I’ll post my favorites as well as some songs for nostalgia purposes chronologically by a decade. The estimated total number of openings and endings that I am going to mention is expected to exceed 100
I start with the 70s because I am not very familiar with anime of the 60s or earlier. Nevertheless, I do want to mention one cute 60s song from Akko-chan: Suki Suki!
Himitsu no Akko-chan (1969) ED
“Sukisuki Song” by Ado Mizumori
Mahō no Mako-chan (1970)
“Mahō no Mako-chan” by Mitsuko Horie
I like the range in this song. These days Mitsuko Horie is a part of judging panel at the Anison Grand Prix, along with Ichiro Mizuki.
Mazinger Z (1972) OP
“Mazinger Z” by Ichiro Mizuki
Ichiro Mizuki and Isao Sasaki virtually monopolized mecha shows of the time. Most such openings or endings, with rare exceptions, featured mass destruction and were quite predictable.
Cutey Honey (1973) OP
“キューティーハニー (Cutey Honey)” by Yoko Maekawa
This song was re-introduced many times later with numerous variations, but this is the original.
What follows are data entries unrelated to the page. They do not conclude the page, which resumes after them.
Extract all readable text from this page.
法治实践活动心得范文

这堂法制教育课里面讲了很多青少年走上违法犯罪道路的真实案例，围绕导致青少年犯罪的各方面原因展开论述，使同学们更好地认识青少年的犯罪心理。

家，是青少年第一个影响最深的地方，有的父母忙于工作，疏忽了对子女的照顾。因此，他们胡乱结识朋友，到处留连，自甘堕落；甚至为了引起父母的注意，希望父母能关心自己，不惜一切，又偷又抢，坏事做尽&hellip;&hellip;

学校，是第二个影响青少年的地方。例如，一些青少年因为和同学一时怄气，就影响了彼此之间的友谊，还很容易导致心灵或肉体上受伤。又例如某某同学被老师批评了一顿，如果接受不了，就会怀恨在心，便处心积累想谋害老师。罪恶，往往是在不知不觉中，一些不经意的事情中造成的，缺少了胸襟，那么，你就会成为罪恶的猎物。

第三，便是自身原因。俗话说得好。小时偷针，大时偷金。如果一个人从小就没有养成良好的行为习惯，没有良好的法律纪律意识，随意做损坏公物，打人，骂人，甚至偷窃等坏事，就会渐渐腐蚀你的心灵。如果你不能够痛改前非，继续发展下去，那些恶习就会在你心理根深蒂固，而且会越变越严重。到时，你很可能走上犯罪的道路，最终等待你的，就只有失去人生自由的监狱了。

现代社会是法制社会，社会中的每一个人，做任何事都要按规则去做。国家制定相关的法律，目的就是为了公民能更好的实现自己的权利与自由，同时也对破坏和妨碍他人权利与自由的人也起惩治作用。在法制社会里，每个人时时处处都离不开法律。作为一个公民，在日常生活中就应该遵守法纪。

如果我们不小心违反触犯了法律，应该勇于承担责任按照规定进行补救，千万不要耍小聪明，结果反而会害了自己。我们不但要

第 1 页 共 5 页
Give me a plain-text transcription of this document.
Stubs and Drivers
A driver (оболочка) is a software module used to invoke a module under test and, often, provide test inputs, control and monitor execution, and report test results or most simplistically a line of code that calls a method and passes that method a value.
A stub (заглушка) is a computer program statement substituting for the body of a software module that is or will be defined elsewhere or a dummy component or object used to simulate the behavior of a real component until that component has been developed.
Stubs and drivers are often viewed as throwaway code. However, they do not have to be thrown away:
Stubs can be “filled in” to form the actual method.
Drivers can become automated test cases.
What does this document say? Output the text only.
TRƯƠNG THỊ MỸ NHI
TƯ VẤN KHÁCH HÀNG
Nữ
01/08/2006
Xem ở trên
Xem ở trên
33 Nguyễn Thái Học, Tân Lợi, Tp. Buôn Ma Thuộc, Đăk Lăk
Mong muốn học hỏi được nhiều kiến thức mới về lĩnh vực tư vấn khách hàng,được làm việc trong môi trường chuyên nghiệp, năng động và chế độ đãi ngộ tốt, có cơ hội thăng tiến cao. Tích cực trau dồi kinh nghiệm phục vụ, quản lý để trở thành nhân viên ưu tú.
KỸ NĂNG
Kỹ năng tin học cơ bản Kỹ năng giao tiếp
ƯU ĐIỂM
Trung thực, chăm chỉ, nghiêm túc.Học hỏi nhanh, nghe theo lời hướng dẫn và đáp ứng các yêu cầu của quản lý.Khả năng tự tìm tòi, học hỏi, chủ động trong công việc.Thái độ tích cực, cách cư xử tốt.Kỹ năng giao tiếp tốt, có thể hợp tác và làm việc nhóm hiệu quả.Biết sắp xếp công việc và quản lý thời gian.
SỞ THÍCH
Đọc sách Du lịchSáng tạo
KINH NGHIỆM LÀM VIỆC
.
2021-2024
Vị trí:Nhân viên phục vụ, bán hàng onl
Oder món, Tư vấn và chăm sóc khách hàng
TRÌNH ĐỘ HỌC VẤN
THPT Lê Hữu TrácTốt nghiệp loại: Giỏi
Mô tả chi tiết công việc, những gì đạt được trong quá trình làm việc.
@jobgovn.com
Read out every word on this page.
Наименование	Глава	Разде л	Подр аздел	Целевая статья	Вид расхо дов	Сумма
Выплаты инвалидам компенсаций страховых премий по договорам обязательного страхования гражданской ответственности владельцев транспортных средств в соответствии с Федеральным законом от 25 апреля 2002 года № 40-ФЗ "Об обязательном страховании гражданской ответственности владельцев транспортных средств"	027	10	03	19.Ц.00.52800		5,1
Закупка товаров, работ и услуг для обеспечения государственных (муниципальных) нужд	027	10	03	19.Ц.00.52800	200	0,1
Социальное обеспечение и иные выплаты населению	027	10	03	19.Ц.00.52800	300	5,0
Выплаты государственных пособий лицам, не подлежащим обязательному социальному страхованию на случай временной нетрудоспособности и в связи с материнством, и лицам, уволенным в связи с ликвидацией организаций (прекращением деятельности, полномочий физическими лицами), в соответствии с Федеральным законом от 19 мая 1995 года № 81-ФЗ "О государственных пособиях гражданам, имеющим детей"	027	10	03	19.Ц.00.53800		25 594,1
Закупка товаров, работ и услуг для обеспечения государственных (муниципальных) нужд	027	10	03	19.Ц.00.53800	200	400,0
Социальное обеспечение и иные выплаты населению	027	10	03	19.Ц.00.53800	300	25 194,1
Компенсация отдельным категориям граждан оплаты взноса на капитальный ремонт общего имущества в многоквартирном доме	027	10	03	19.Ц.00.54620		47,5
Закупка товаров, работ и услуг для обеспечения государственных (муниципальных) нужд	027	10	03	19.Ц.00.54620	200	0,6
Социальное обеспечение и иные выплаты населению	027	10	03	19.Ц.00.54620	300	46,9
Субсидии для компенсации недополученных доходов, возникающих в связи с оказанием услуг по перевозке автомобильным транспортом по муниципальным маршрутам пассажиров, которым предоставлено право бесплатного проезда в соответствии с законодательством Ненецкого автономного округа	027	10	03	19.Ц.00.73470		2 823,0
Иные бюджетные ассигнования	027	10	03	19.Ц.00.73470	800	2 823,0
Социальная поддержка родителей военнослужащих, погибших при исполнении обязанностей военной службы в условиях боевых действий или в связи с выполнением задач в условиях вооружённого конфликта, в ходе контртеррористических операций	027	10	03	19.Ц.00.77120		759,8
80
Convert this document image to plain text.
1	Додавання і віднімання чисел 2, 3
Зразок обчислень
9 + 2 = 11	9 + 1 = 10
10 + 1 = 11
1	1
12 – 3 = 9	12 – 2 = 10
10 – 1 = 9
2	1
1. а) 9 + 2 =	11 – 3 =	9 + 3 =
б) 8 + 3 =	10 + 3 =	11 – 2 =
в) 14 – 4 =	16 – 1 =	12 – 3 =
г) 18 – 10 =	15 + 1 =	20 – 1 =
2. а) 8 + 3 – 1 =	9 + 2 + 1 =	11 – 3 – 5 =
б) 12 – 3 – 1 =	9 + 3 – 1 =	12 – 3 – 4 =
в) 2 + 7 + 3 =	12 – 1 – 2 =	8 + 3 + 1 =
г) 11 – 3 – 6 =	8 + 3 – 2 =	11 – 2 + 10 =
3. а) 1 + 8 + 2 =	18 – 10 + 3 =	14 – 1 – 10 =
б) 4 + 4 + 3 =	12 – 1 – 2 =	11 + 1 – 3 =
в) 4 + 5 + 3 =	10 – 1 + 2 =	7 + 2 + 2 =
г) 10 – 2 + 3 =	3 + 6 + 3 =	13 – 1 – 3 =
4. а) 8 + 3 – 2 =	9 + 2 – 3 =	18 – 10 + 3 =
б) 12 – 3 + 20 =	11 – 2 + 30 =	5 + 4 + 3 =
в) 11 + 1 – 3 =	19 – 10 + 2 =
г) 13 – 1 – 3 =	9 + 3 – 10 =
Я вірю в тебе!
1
“Yogiri no Honey (夜霧のハニー; Honey of Night Fog)” by Yoko Maekawa
A rare stereo recording, with somewhat misleading first shot in the video
Majokko Megu-chan (1974) OP ED
OP “Majokko Megu-chan” by Yoko Maekawa
ED “Hitoribocchi no Megu” by Yoko Maekawa
That pink beast in the ED is so cute! <3
Star Blazers: The Quest for Iscandar (1974) OP
"宇宙戦艦ヤマト (Uchuu Senkan Yamato)" by Isao Sasaki
Such female singing in the background was somewhat popular at the time, but I never heard it used in anime like that.
UFO Robo Grendizer (1975) OP
"Tobe! Grendizer" by Isao Sasaki, Columbia Yurikago-kai and Koorogi '73
Note that children's choir often accompanied mecha songs, resulting in a somewhat unusual combination that worked surprisingly well.